Two-component systems regulate bacterial virulence in response to the host gastrointestinal environment and metabolic cues

Abstract

Two-component systems are ubiquitous signaling mechanisms in bacteria that enable intracellular changes from extracellular cues. These bacterial regulatory systems couple external stimuli to control genetic expression via an autophosphorylation cascade that transduces membrane signals to intracellular locations, thereby allowing bacteria to rapidly adapt to the changing environmental conditions. Well known to control basic cellular processes, it is evident that two-component systems also exercise control over virulence traits, such as motility, secretion systems, and stress responses that impact the complex cascade of networks that alter virulence traits. In the gastrointestinal system, cues for activation of virulence-related two-component systems include metal ions, host-derived metabolites, and gut conditions. The diversity and origin of these cues suggest that the host can exert control over enteric pathogenicity via regulation in the gastrointestinal system. With the rise in multi-drug resistant pathogens, the potential control of pathogenicity with host cues via two-component systems presents a potential alternative to antimicrobials. Though the signaling mechanism itself is well studied, to date there is no systematic review compiling the host-associated cues of two-component systems and virulence traits. This review highlights the direct link between the host gastrointestinal environment and pathogenicity by focusing on two-component systems that are associated with the genetic expression of virulence traits, and that are activated by host-derived cues. The direct link between the host gastrointestinal environment, metabolites, and pathogenicity established in this review both underscores the importance of host-derived cues on bacterial activity and presents an enticing therapeutic target in the fight against antimicrobial resistant pathogens.

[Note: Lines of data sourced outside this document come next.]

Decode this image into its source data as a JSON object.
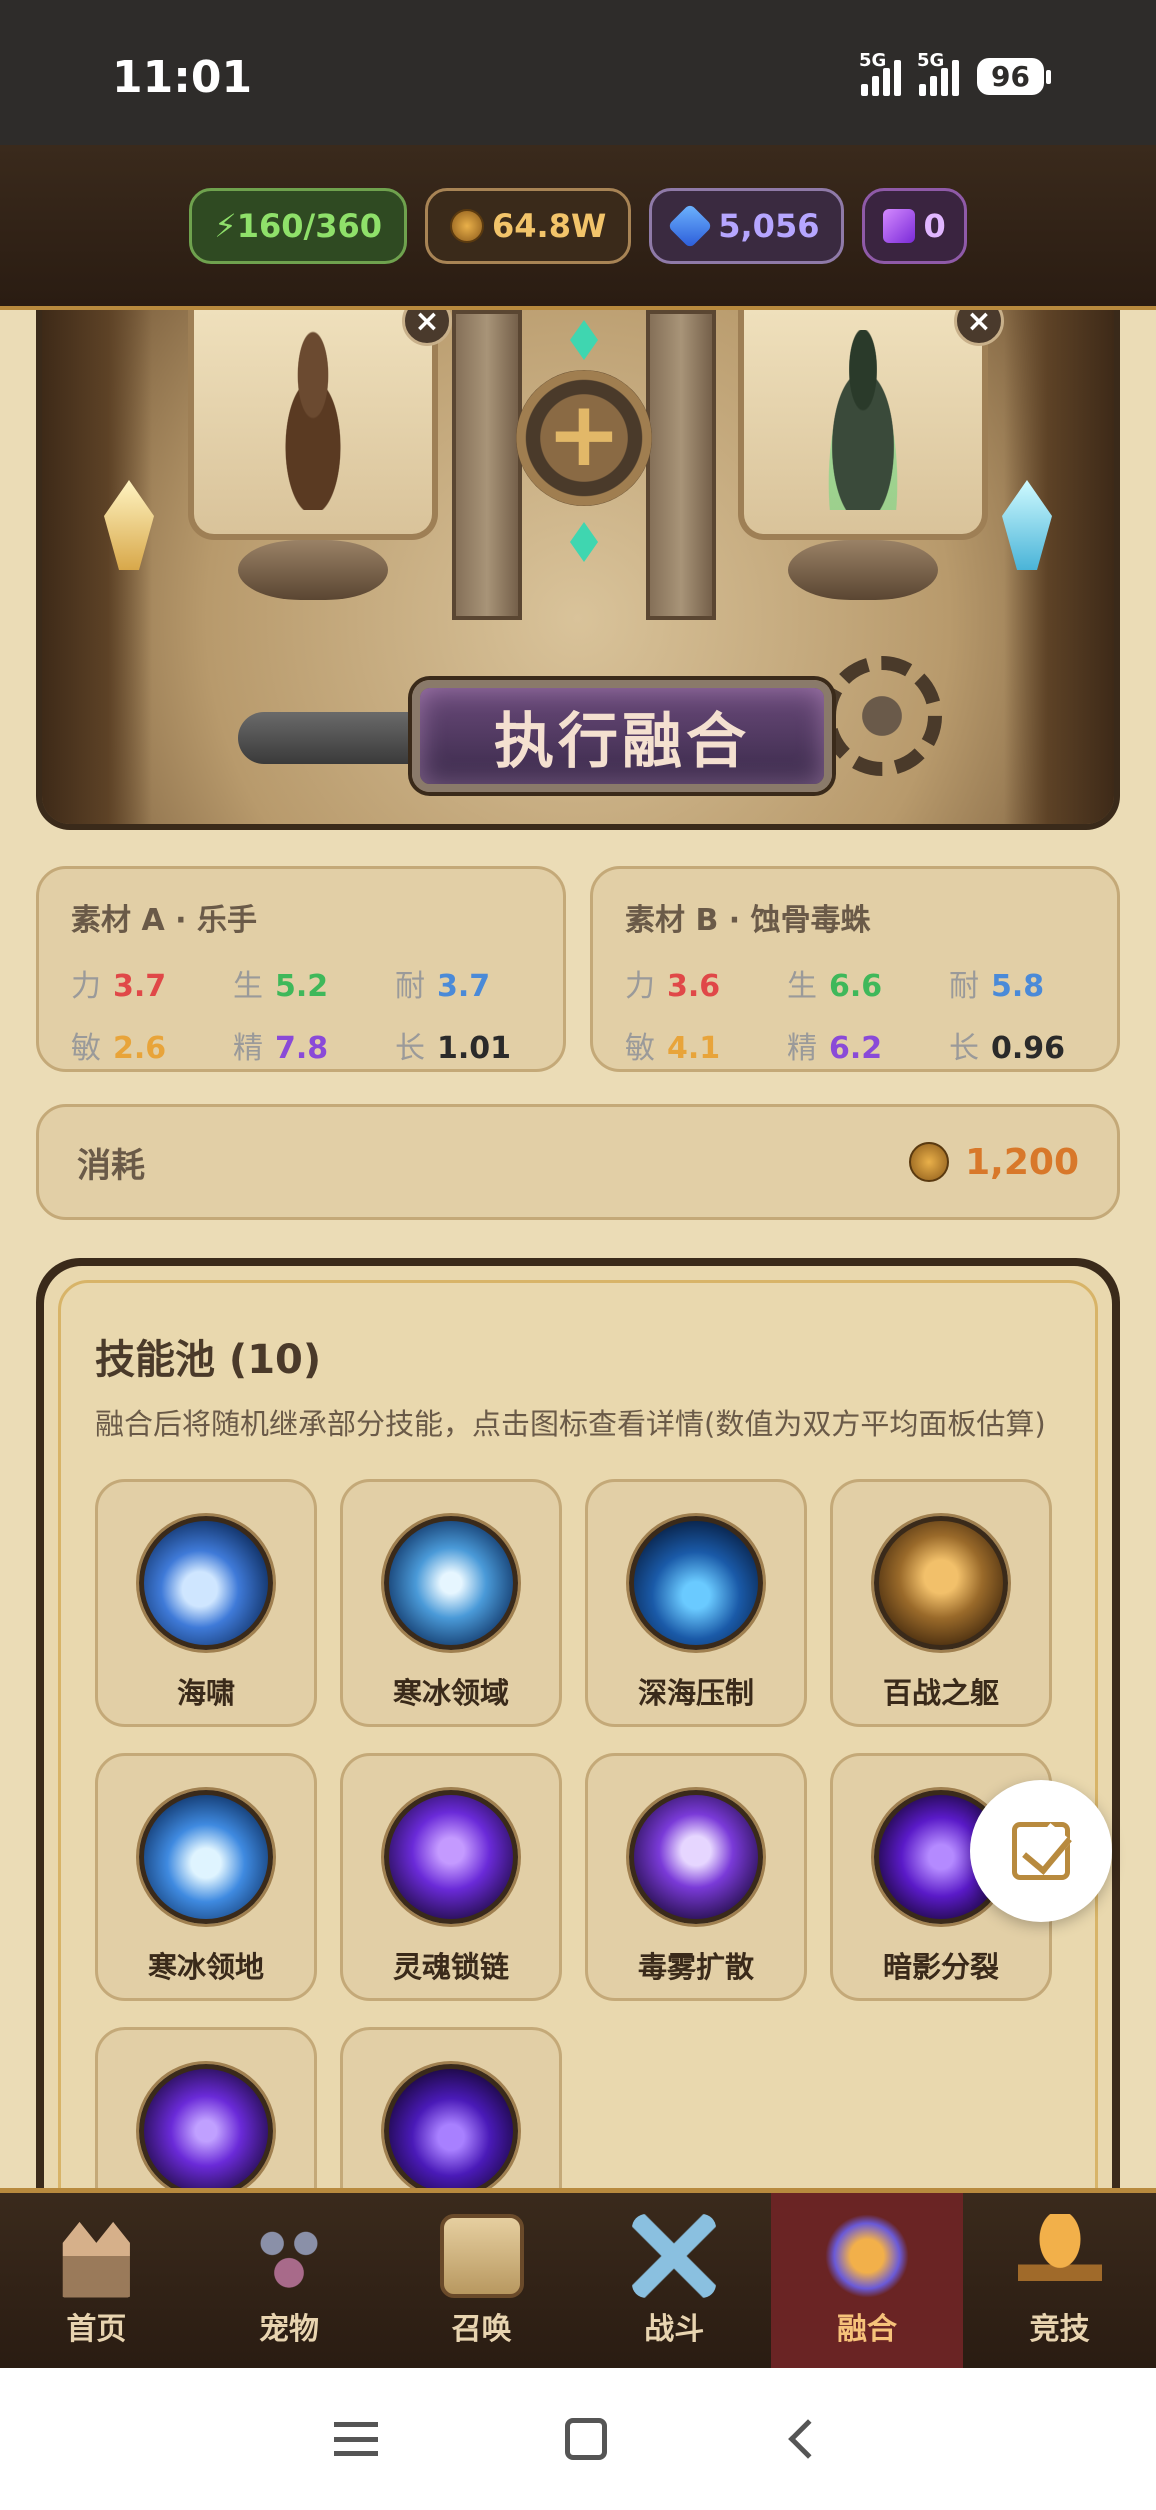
{
  "status_bar": {
    "time": "11:01",
    "network_1": "5G",
    "network_2": "5G",
    "battery": "96"
  },
  "resources": {
    "energy": "⚡160/360",
    "gold": "64.8W",
    "gems": "5,056",
    "crystals": "0",
    "colors": {
      "energy": "#8fe06a",
      "gold": "#f2c46a",
      "gems": "#b6a6ff"
    }
  },
  "fusion": {
    "button_label": "执行融合",
    "remove_glyph": "×",
    "plus_glyph": "+"
  },
  "materials": [
    {
      "title": "素材 A · 乐手",
      "stats": {
        "str_key": "力",
        "str": "3.7",
        "vit_key": "生",
        "vit": "5.2",
        "end_key": "耐",
        "end": "3.7",
        "agi_key": "敏",
        "agi": "2.6",
        "spi_key": "精",
        "spi": "7.8",
        "gro_key": "长",
        "gro": "1.01"
      }
    },
    {
      "title": "素材 B · 蚀骨毒蛛",
      "stats": {
        "str_key": "力",
        "str": "3.6",
        "vit_key": "生",
        "vit": "6.6",
        "end_key": "耐",
        "end": "5.8",
        "agi_key": "敏",
        "agi": "4.1",
        "spi_key": "精",
        "spi": "6.2",
        "gro_key": "长",
        "gro": "0.96"
      }
    }
  ],
  "cost": {
    "label": "消耗",
    "value": "1,200",
    "color": "#d8782a"
  },
  "skill_pool": {
    "title": "技能池 (10)",
    "description": "融合后将随机继承部分技能，点击图标查看详情(数值为双方平均面板估算)",
    "skills": [
      {
        "name": "海啸",
        "icon": "tsunami-icon"
      },
      {
        "name": "寒冰领域",
        "icon": "frost-domain-icon"
      },
      {
        "name": "深海压制",
        "icon": "deep-sea-icon"
      },
      {
        "name": "百战之躯",
        "icon": "veteran-body-icon"
      },
      {
        "name": "寒冰领地",
        "icon": "frost-territory-icon"
      },
      {
        "name": "灵魂锁链",
        "icon": "soul-chain-icon"
      },
      {
        "name": "毒雾扩散",
        "icon": "poison-fog-icon"
      },
      {
        "name": "暗影分裂",
        "icon": "shadow-split-icon"
      },
      {
        "name": "",
        "icon": "void-skull-icon"
      },
      {
        "name": "",
        "icon": "void-wraith-icon"
      }
    ]
  },
  "bottom_nav": {
    "active": "融合",
    "items": [
      {
        "label": "首页",
        "icon": "castle-icon"
      },
      {
        "label": "宠物",
        "icon": "paw-icon"
      },
      {
        "label": "召唤",
        "icon": "scroll-icon"
      },
      {
        "label": "战斗",
        "icon": "crossed-swords-icon"
      },
      {
        "label": "融合",
        "icon": "dragon-icon"
      },
      {
        "label": "竞技",
        "icon": "trophy-icon"
      }
    ]
  }
}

Keywords: Metabolic cross talk; enteric bacteria; host–microbe interaction; infection modulation; pathogenesis.

Figure 1.

Two-component receptors systems (TCS) related to virulence can be modulated by host-derived metabolic products. Signaling molecules are sensed via the multidomain surface membrane protein histidine kinase (HK), which is then undergoes autophosphorylation. The phosphoryl group is then transferred to an intracellular aspartate residue response regulator (RR). Transcription of the corresponding genes is then repressed or activated, dependent upon the originating TCS and signal. Virulence factors controlled in part by TCSs include LPS modifications for decreased host detection and upregulation of type 3 secretion systems (T3SS).

Figure 2.

How to search for two-component systems in ecosystems via metagenome-specific BLAST. Known histidine kinase and response regulator sequences can be found via multiple genetic databases, including NCBI GenBank. Publicly available host and ecosystem-specific assembled metagenomes can be found on the Joint Genome Institute’s Integrated Microbial Genomes and Microbiomes (IMG/M) platform. BLAST searches with imported HK/RR sequences restricted to specific metagenomes can be done via the IMG/M platform. Search hits in the form of metagenome scaffolds can be saved and analysed for lineage and further analysis. This platform was used to search for the AauR response regulator in the human microbiome. 20 different human microbiome metagenomes were used as the search parameters, out of which 8 returned hits for the AauR regulator. The results were further narrowed into 4 different taxa: Klebsiella, Oscillibacter, Firmicutes, and Intestinimonas.